2 - A promulgação da Carta Política de 1988 apenas veio reforçar, na ordem jurídica brasileira, a previsão já existente da reparação por dano moral. Encontrava-se a indenização contemplada na regra geral constante do art. 159 do Código Civil de 1916.
Daí o verbete Sumular nº 37 desta Casa, que não deixa dúvida alguma a respeito: “São cumuláveis as indenizações por dano material e dano moral oriundos do mesmo fato”.
Descabida, pois, a distinção feita pelo acórdão combatido segundo o qual a cumulação por danos material e moral somente era admissível em favor da própria vítima.
A jurisprudência do Superior Tribunal de Justiça é inequívoca a respeito. Quando do julgamento do REsp nº 232.103-SP, Rel. Min. Ruy Rosado de Aguiar, esta Quarta Turma decidiu com base na seguinte ementa:
“Responsabilidade Civil. Dano moral. Fato anterior a 1988.

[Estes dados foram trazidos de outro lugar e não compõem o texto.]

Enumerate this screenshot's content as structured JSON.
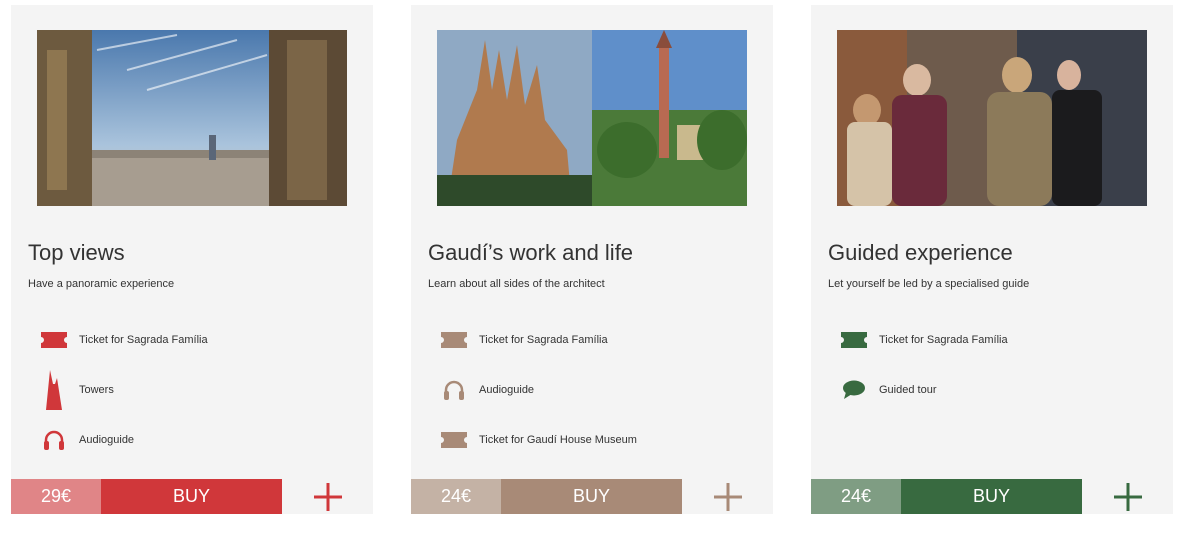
{
  "cards": [
    {
      "title": "Top views",
      "subtitle": "Have a panoramic experience",
      "features": [
        {
          "label": "Ticket for Sagrada Família",
          "icon": "ticket-icon"
        },
        {
          "label": "Towers",
          "icon": "towers-icon"
        },
        {
          "label": "Audioguide",
          "icon": "headphones-icon"
        }
      ],
      "price": "29€",
      "buy_label": "BUY",
      "colors": {
        "accent": "#d0373a",
        "light": "#e08587"
      }
    },
    {
      "title": "Gaudí’s work and life",
      "subtitle": "Learn about all sides of the architect",
      "features": [
        {
          "label": "Ticket for Sagrada Família",
          "icon": "ticket-icon"
        },
        {
          "label": "Audioguide",
          "icon": "headphones-icon"
        },
        {
          "label": "Ticket for Gaudí House Museum",
          "icon": "ticket-icon"
        }
      ],
      "price": "24€",
      "buy_label": "BUY",
      "colors": {
        "accent": "#a88a77",
        "light": "#c4b2a5"
      }
    },
    {
      "title": "Guided experience",
      "subtitle": "Let yourself be led by a specialised guide",
      "features": [
        {
          "label": "Ticket for Sagrada Família",
          "icon": "ticket-icon"
        },
        {
          "label": "Guided tour",
          "icon": "speech-bubble-icon"
        }
      ],
      "price": "24€",
      "buy_label": "BUY",
      "colors": {
        "accent": "#386a40",
        "light": "#7f9d83"
      }
    }
  ]
}
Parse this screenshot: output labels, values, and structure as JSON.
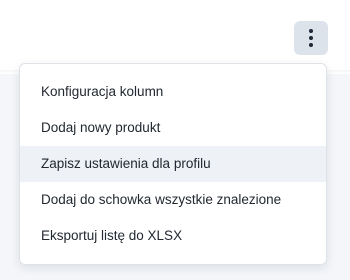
{
  "toolbar": {
    "more_button_icon": "kebab-vertical-icon"
  },
  "menu": {
    "items": [
      {
        "label": "Konfiguracja kolumn"
      },
      {
        "label": "Dodaj nowy produkt"
      },
      {
        "label": "Zapisz ustawienia dla profilu",
        "highlighted": true
      },
      {
        "label": "Dodaj do schowka wszystkie znalezione"
      },
      {
        "label": "Eksportuj listę do XLSX"
      }
    ]
  },
  "colors": {
    "button_bg": "#dde3eb",
    "highlight_bg": "#eef1f5",
    "page_bg_lower": "#f4f6f9",
    "text": "#222831"
  }
}
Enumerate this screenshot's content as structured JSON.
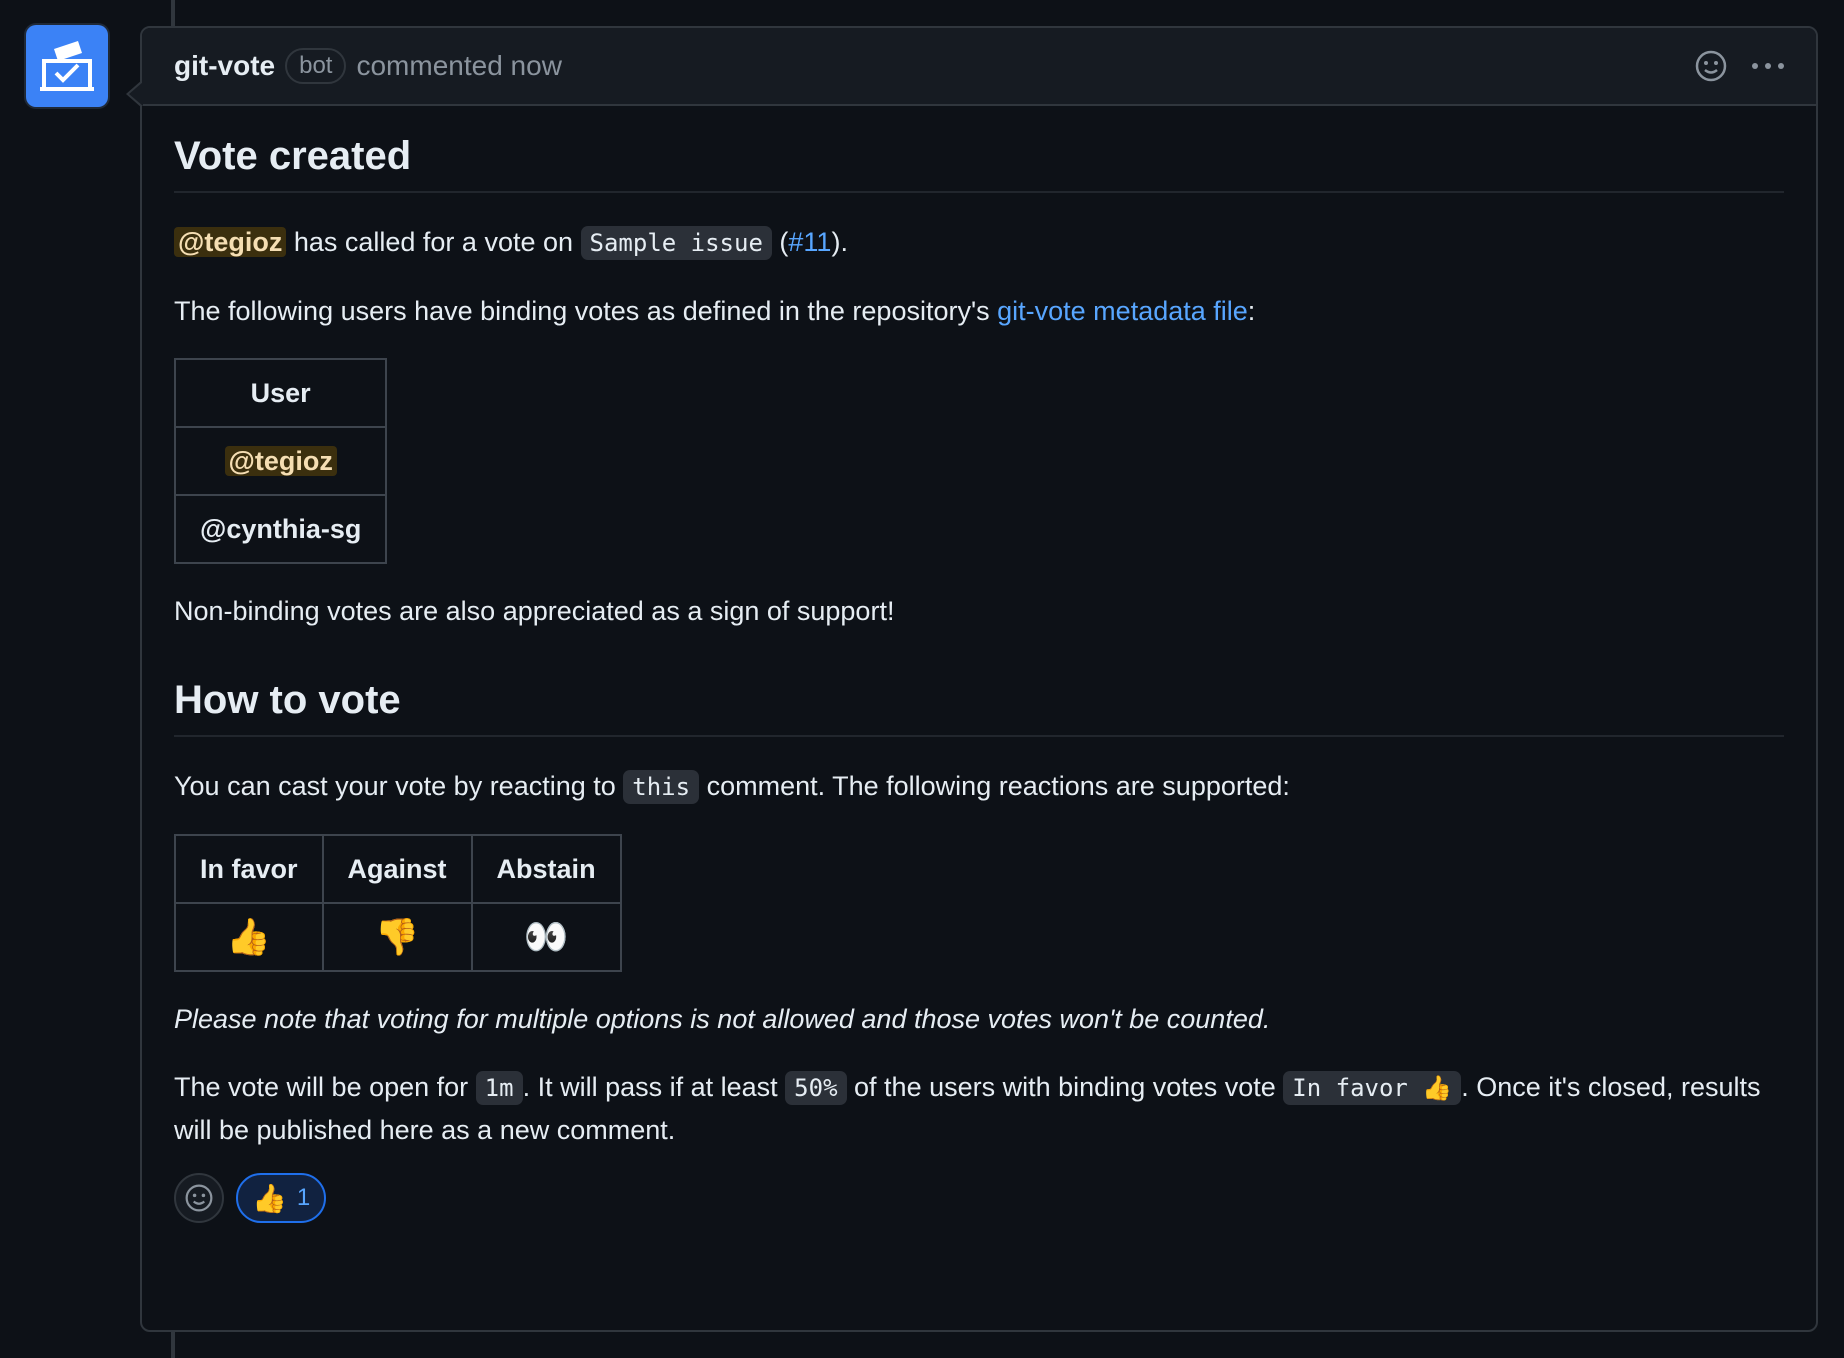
{
  "comment": {
    "author": "git-vote",
    "badge": "bot",
    "meta": "commented now"
  },
  "section1": {
    "heading": "Vote created",
    "mention": "@tegioz",
    "text_called": " has called for a vote on ",
    "issue_code": "Sample issue",
    "paren_open": " (",
    "issue_link": "#11",
    "paren_close": ")."
  },
  "binding": {
    "text_before": "The following users have binding votes as defined in the repository's ",
    "link": "git-vote metadata file",
    "text_after": ":",
    "table_header": "User",
    "users": [
      "@tegioz",
      "@cynthia-sg"
    ]
  },
  "nonbinding_text": "Non-binding votes are also appreciated as a sign of support!",
  "section2": {
    "heading": "How to vote",
    "text_before": "You can cast your vote by reacting to ",
    "code": "this",
    "text_after": " comment. The following reactions are supported:",
    "table": {
      "headers": [
        "In favor",
        "Against",
        "Abstain"
      ],
      "emojis": [
        "👍",
        "👎",
        "👀"
      ]
    },
    "note": "Please note that voting for multiple options is not allowed and those votes won't be counted.",
    "open_text1": "The vote will be open for ",
    "duration": "1m",
    "open_text2": ". It will pass if at least ",
    "threshold": "50%",
    "open_text3": " of the users with binding votes vote ",
    "favor_code": "In favor 👍",
    "open_text4": ". Once it's closed, results will be published here as a new comment."
  },
  "reactions": {
    "thumbs_emoji": "👍",
    "thumbs_count": "1"
  },
  "icons": {
    "avatar": "ballot-box-icon",
    "emoji_picker": "smiley-icon",
    "more": "kebab-menu-icon"
  }
}
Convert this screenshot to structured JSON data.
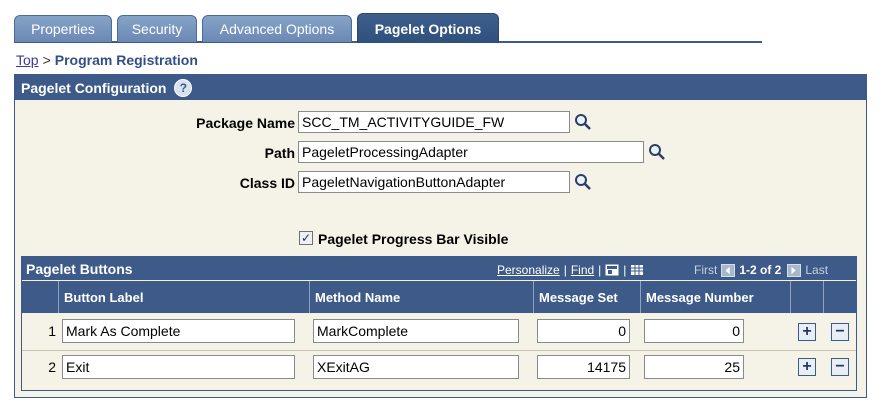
{
  "tabs": [
    {
      "label": "Properties",
      "active": false
    },
    {
      "label": "Security",
      "active": false
    },
    {
      "label": "Advanced Options",
      "active": false
    },
    {
      "label": "Pagelet Options",
      "active": true
    }
  ],
  "breadcrumb": {
    "top": "Top",
    "separator": ">",
    "current": "Program Registration"
  },
  "panel": {
    "title": "Pagelet Configuration",
    "help_icon": "question-mark",
    "help_glyph": "?"
  },
  "form": {
    "package_name": {
      "label": "Package Name",
      "value": "SCC_TM_ACTIVITYGUIDE_FW"
    },
    "path": {
      "label": "Path",
      "value": "PageletProcessingAdapter"
    },
    "class_id": {
      "label": "Class ID",
      "value": "PageletNavigationButtonAdapter"
    },
    "lookup_icon": "magnifier",
    "progress_bar": {
      "label": "Pagelet Progress Bar Visible",
      "checked": true,
      "glyph": "✓"
    }
  },
  "grid": {
    "title": "Pagelet Buttons",
    "personalize": "Personalize",
    "find": "Find",
    "separator": "|",
    "nav": {
      "first": "First",
      "count": "1-2 of 2",
      "last": "Last"
    },
    "columns": [
      "Button Label",
      "Method Name",
      "Message Set",
      "Message Number"
    ],
    "rows": [
      {
        "num": "1",
        "button_label": "Mark As Complete",
        "method_name": "MarkComplete",
        "message_set": "0",
        "message_number": "0"
      },
      {
        "num": "2",
        "button_label": "Exit",
        "method_name": "XExitAG",
        "message_set": "14175",
        "message_number": "25"
      }
    ],
    "add_glyph": "+",
    "delete_glyph": "−"
  },
  "colors": {
    "header": "#3d5a88",
    "panel_bg": "#f5f3e8",
    "tab_inactive": "#7593bd",
    "link": "#3a3a9a"
  }
}
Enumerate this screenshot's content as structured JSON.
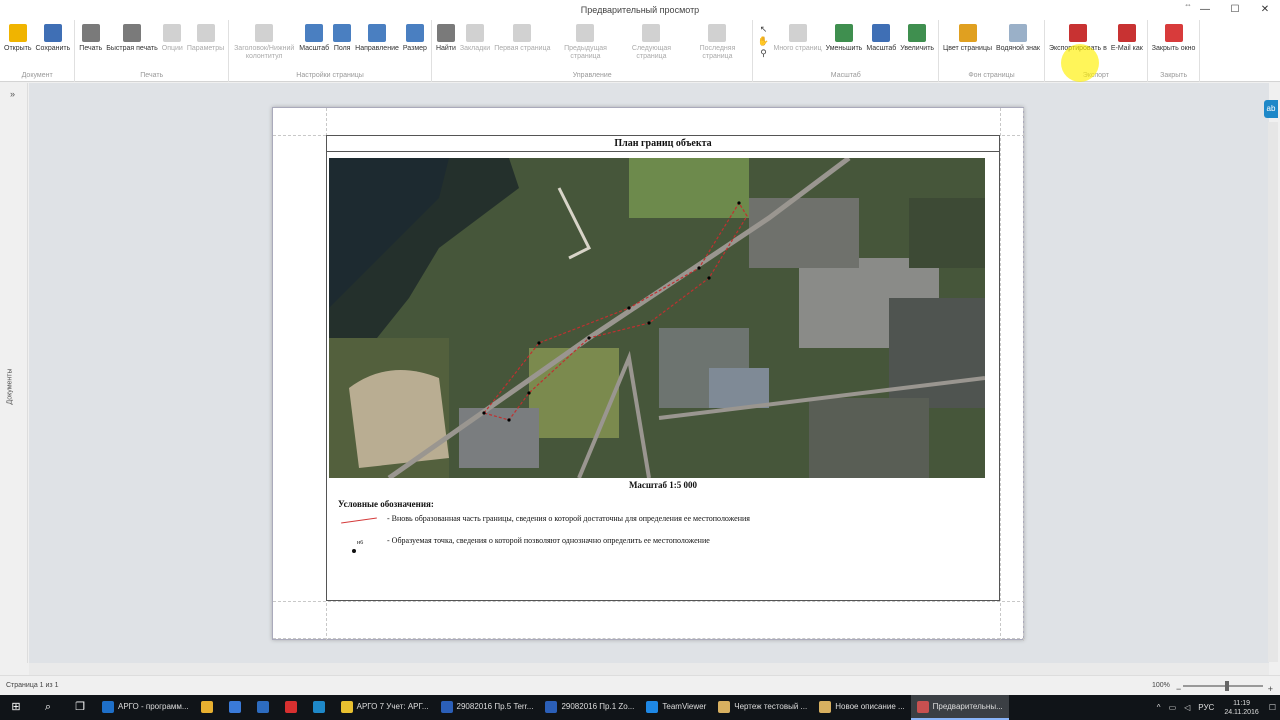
{
  "window": {
    "title": "Предварительный просмотр"
  },
  "ribbon": {
    "groups": [
      {
        "id": "document",
        "label": "Документ",
        "buttons": [
          {
            "label": "Открыть",
            "icon": "folder-open-icon",
            "color": "#f0b400"
          },
          {
            "label": "Сохранить",
            "icon": "floppy-disk-icon",
            "color": "#3f6fb5"
          }
        ]
      },
      {
        "id": "print",
        "label": "Печать",
        "buttons": [
          {
            "label": "Печать",
            "icon": "printer-icon",
            "color": "#7a7a7a"
          },
          {
            "label": "Быстрая печать",
            "icon": "quick-print-icon",
            "color": "#7a7a7a"
          },
          {
            "label": "Опции",
            "icon": "options-icon",
            "color": "#9a9a9a",
            "disabled": true
          },
          {
            "label": "Параметры",
            "icon": "parameters-icon",
            "color": "#9a9a9a",
            "disabled": true
          }
        ]
      },
      {
        "id": "pagesetup",
        "label": "Настройки страницы",
        "buttons": [
          {
            "label": "Заголовок/Нижний колонтитул",
            "icon": "header-footer-icon",
            "color": "#9a9a9a",
            "disabled": true
          },
          {
            "label": "Масштаб",
            "icon": "scale-page-icon",
            "color": "#4a7fc1"
          },
          {
            "label": "Поля",
            "icon": "margins-icon",
            "color": "#4a7fc1"
          },
          {
            "label": "Направление",
            "icon": "orientation-icon",
            "color": "#4a7fc1"
          },
          {
            "label": "Размер",
            "icon": "page-size-icon",
            "color": "#4a7fc1"
          }
        ]
      },
      {
        "id": "navigation",
        "label": "Управление",
        "buttons": [
          {
            "label": "Найти",
            "icon": "binoculars-icon",
            "color": "#7a7a7a"
          },
          {
            "label": "Закладки",
            "icon": "bookmarks-icon",
            "color": "#9a9a9a",
            "disabled": true
          },
          {
            "label": "Первая страница",
            "icon": "first-page-icon",
            "color": "#9a9a9a",
            "disabled": true
          },
          {
            "label": "Предыдущая страница",
            "icon": "prev-page-icon",
            "color": "#9a9a9a",
            "disabled": true
          },
          {
            "label": "Следующая страница",
            "icon": "next-page-icon",
            "color": "#9a9a9a",
            "disabled": true
          },
          {
            "label": "Последняя страница",
            "icon": "last-page-icon",
            "color": "#9a9a9a",
            "disabled": true
          }
        ]
      },
      {
        "id": "zoom",
        "label": "Масштаб",
        "buttons": [
          {
            "label": "Много страниц",
            "icon": "multi-page-icon",
            "color": "#9a9a9a",
            "disabled": true
          },
          {
            "label": "Уменьшить",
            "icon": "zoom-out-icon",
            "color": "#3f8f4f"
          },
          {
            "label": "Масштаб",
            "icon": "zoom-icon",
            "color": "#3f6fb5"
          },
          {
            "label": "Увеличить",
            "icon": "zoom-in-icon",
            "color": "#3f8f4f"
          }
        ]
      },
      {
        "id": "background",
        "label": "Фон страницы",
        "buttons": [
          {
            "label": "Цвет страницы",
            "icon": "paint-bucket-icon",
            "color": "#e0a020"
          },
          {
            "label": "Водяной знак",
            "icon": "watermark-icon",
            "color": "#9ab0c8"
          }
        ]
      },
      {
        "id": "export",
        "label": "Экспорт",
        "buttons": [
          {
            "label": "Экспортировать в",
            "icon": "export-pdf-icon",
            "color": "#c83232"
          },
          {
            "label": "E-Mail как",
            "icon": "email-pdf-icon",
            "color": "#c83232"
          }
        ]
      },
      {
        "id": "close",
        "label": "Закрыть",
        "buttons": [
          {
            "label": "Закрыть окно",
            "icon": "close-window-icon",
            "color": "#d83b3b"
          }
        ]
      }
    ]
  },
  "sidepanel": {
    "label": "Документы"
  },
  "document": {
    "title": "План границ объекта",
    "scale": "Масштаб 1:5 000",
    "legend_title": "Условные обозначения:",
    "legend_line_text": "- Вновь образованная часть границы, сведения о которой достаточны для определения ее местоположения",
    "legend_point_label": "н6",
    "legend_point_text": "- Образуемая точка, сведения о которой позволяют однозначно определить ее местоположение"
  },
  "status": {
    "page": "Страница 1 из 1",
    "zoom": "100%"
  },
  "taskbar": {
    "apps": [
      {
        "label": "АРГО - программ...",
        "color": "#1e6fc8"
      },
      {
        "label": "",
        "color": "#e8b030"
      },
      {
        "label": "",
        "color": "#3a7ad8"
      },
      {
        "label": "",
        "color": "#2d6cc0"
      },
      {
        "label": "",
        "color": "#d83030"
      },
      {
        "label": "",
        "color": "#1e88c8"
      },
      {
        "label": "АРГО 7 Учет: АРГ...",
        "color": "#e8c030"
      },
      {
        "label": "29082016 Пр.5 Terr...",
        "color": "#2b5fb8"
      },
      {
        "label": "29082016 Пр.1 Zo...",
        "color": "#2b5fb8"
      },
      {
        "label": "TeamViewer",
        "color": "#1e88e5"
      },
      {
        "label": "Чертеж тестовый ...",
        "color": "#d8b060"
      },
      {
        "label": "Новое описание ...",
        "color": "#d8b060"
      },
      {
        "label": "Предварительны...",
        "color": "#c85050",
        "active": true
      }
    ],
    "lang": "РУС",
    "time": "11:19",
    "date": "24.11.2016"
  }
}
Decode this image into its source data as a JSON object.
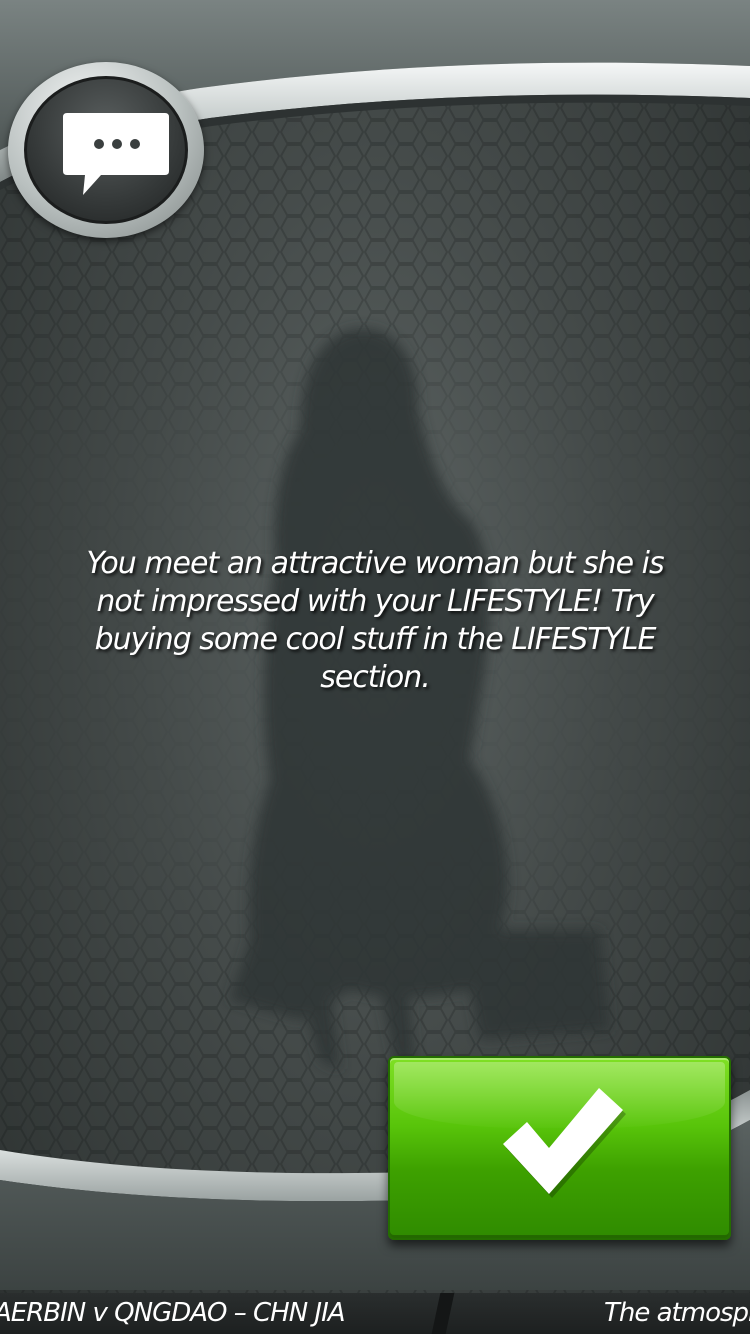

“A indenização pelo dano moral pode ser deferida por fato ocorrido antes da Constituição de 1988, pois já antes dela o nosso ordenamento legal admitia a responsabilidade civil do causador de dano extrapatrimonial.
“Recurso conhecido e provido”.
Nesses termos, ao excluir a indenização por dano moral na espécie, o julgado recorrido afrontou a norma inserta no art. 159 do CC/1916.
A prova da ocorrência do dano moral está na existência do fato (in re ipsa). Confira-se a respeito o REsp nº 153.155-SP, também de relatoria do Min. Ruy Rosado de Aguiar. Nem se alegue, como o faz a recorrida, que os co-autores C., C. e F., por serem menores impúberes, não sentiram dor alguma pela perda do progenitor. Tal assertiva equivale a dizer que os referidos autores seriam desprovidos de personalidade jurídica, o que contraria não só a Lei Maior (art. 5º, caput), como também o art. 2º do Código Civil de 1916 (art. 1º do vigente Código Civil).
3 - Devida a reparação pelo dano moral suportado pelos co-autores incapazes, o seu quantum é de ser determinado preponderantemente em face dos seguintes elementos:
I - A situação pessoal dos ofendidos;
II - o porte econômico da ofensora;
III - a intensidade do constrangimento ou da dor e o grau da culpa.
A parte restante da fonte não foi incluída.